# Lab 10: The Shell Environment¶

In this lab you will customize your login environment to suit your needs and preferences. By modifying environment variables and editing your .bash_profile and .bashrc files, you will customize your shell environment in a number of different ways.

## Procedure¶

### Environment Variables¶

1. Display the contents of your PWD environment variable. Change to your bin subdirectory and display the same variable. How did it change?

2. Change back to your home directory.

3. Display the contents of your PATH environment variable. Note the colon (:) separating the different directory names. What is the last directory in which the system searches for commands?

4. Make a new environment variable called GREETING and assign it an appropriate salutation. Don’t forget to use quotes if your message has whitespace in it.

5. Use the env command to see if it is in your environment. Is it there? What must you do to put it in the environment?

6. Export the variable GREETING and use env to verify it’s there.

7. Invoke a new bash shell process by typing:

bash

Now use the unset command to unset the variable PS1. What Happened?

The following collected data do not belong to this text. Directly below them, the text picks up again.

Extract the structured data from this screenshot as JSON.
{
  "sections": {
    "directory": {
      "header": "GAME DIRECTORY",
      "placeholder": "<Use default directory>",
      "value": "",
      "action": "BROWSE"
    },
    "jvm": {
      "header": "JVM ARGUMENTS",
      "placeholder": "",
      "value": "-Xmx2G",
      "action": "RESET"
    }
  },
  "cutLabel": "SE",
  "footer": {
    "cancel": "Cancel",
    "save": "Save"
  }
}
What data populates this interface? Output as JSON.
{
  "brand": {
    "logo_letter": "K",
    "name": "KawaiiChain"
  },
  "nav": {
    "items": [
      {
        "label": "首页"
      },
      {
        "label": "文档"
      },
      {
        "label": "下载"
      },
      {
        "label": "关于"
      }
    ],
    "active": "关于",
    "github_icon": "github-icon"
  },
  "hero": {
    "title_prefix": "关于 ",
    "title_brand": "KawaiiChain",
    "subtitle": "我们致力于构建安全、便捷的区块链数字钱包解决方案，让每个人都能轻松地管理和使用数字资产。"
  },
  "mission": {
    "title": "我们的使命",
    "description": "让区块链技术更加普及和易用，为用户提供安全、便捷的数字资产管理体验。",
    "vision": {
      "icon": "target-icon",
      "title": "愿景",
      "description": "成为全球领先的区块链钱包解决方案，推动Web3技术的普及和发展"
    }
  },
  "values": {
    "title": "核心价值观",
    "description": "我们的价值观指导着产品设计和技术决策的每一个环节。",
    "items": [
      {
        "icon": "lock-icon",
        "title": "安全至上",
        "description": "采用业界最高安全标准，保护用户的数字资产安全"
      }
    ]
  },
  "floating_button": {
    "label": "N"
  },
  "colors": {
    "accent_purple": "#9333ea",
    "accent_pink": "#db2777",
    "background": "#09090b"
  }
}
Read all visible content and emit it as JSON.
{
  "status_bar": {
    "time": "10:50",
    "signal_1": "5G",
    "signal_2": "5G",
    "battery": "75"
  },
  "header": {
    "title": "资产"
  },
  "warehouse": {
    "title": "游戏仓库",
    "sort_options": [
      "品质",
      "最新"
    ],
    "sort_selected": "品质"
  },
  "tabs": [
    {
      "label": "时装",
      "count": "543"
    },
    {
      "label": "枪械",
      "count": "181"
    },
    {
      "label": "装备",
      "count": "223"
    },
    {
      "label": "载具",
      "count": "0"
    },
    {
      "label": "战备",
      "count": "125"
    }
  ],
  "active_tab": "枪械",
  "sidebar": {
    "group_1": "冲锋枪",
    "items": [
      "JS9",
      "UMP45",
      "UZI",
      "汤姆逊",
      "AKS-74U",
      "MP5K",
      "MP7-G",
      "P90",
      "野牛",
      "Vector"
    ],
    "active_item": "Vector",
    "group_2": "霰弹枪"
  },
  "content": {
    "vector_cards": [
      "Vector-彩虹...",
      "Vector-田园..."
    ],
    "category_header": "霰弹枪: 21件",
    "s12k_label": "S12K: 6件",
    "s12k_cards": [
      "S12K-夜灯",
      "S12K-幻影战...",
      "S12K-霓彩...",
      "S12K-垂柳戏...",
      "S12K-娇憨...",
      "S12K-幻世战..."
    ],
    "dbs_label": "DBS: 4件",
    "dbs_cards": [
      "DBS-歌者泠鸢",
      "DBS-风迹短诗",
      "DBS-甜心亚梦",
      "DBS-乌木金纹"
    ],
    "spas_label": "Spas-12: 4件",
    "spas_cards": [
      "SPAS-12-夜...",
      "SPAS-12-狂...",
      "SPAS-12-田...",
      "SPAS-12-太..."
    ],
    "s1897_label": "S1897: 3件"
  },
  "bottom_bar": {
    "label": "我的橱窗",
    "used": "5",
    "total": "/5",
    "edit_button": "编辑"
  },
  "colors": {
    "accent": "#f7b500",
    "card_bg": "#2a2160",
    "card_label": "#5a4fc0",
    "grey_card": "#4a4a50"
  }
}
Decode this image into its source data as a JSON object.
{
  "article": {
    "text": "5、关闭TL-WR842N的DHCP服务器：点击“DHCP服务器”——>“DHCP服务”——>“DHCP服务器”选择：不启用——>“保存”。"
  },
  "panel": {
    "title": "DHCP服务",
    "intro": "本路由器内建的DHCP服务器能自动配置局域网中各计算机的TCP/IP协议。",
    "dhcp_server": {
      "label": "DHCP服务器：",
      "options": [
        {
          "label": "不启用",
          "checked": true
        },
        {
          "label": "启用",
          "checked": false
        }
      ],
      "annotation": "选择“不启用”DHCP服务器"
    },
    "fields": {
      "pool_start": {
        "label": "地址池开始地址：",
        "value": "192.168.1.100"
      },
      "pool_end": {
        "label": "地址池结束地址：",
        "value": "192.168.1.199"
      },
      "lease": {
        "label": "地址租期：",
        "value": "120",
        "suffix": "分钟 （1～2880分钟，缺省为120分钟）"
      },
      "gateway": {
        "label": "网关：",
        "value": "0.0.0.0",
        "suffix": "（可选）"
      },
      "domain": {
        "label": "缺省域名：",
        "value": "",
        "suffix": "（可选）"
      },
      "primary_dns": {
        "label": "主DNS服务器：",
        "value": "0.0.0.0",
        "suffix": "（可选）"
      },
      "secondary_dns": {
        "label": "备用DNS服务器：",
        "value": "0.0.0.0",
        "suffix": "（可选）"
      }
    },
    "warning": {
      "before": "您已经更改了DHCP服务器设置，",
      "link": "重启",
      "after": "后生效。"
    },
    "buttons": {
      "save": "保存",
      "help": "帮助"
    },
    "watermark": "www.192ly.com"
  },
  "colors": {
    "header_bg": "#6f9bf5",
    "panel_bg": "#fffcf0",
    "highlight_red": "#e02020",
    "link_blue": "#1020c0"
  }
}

8. Reset the PS1 variable by entering the following command:

PS1="At your service: "

What happens to your primary prompt?

9. Now exit out of the child shell by typing exit. What is the prompt now? What does this tell you about the effect changes made by children have on their parents?

### The .bashrc File¶

Aliasing is a mechanism provided by the bash shell that allows you to define your own commands, or to redefine UNIX commands. Alias definitions should be stored in your .bashrc file Normally, .bashrc is a file that you own and you are free to change. On Opus3 I accidentally made your .bashrc a symlink. You have to fix that.

1. Fix your .bashrc by overwriting the simlink.

rm ~/.bashrc
cp /etc/skel/.bashrc ~/.bashrc

2. Edit the .bashrc file in your home directory by adding the following three lines to the bottom of the file:

alias bye="clear; exit"
alias rm="rm -i"
alias bill="cd /home/cis90/\${LOGNAME}/poems/Shakespeare"

3. Edit your .bashrc and make the following changes:

1. Add a command to set your umask to: umask 006

2. Below the umask command line, turn messaging off with the command:

mesg n

3. Add a shell environment variable named, BIRTHDAY and set it equal to the date of your birth (it doesn’t have to be your real birthday) using the format mm/dd/yy.

4. Export this variable, since you will want your children to know when your birthday is.

5. Now that you have made these changes, run your .bashrc file using the UNIX dot source command:

source .bashrc

4. Try out your new rm command by removing some file you don’t need anymore.

5. Run your bill command. What happens?

6. Try out your bye command.

## Submittal¶

To turn in your lab submit your .bashrc file on Canvas.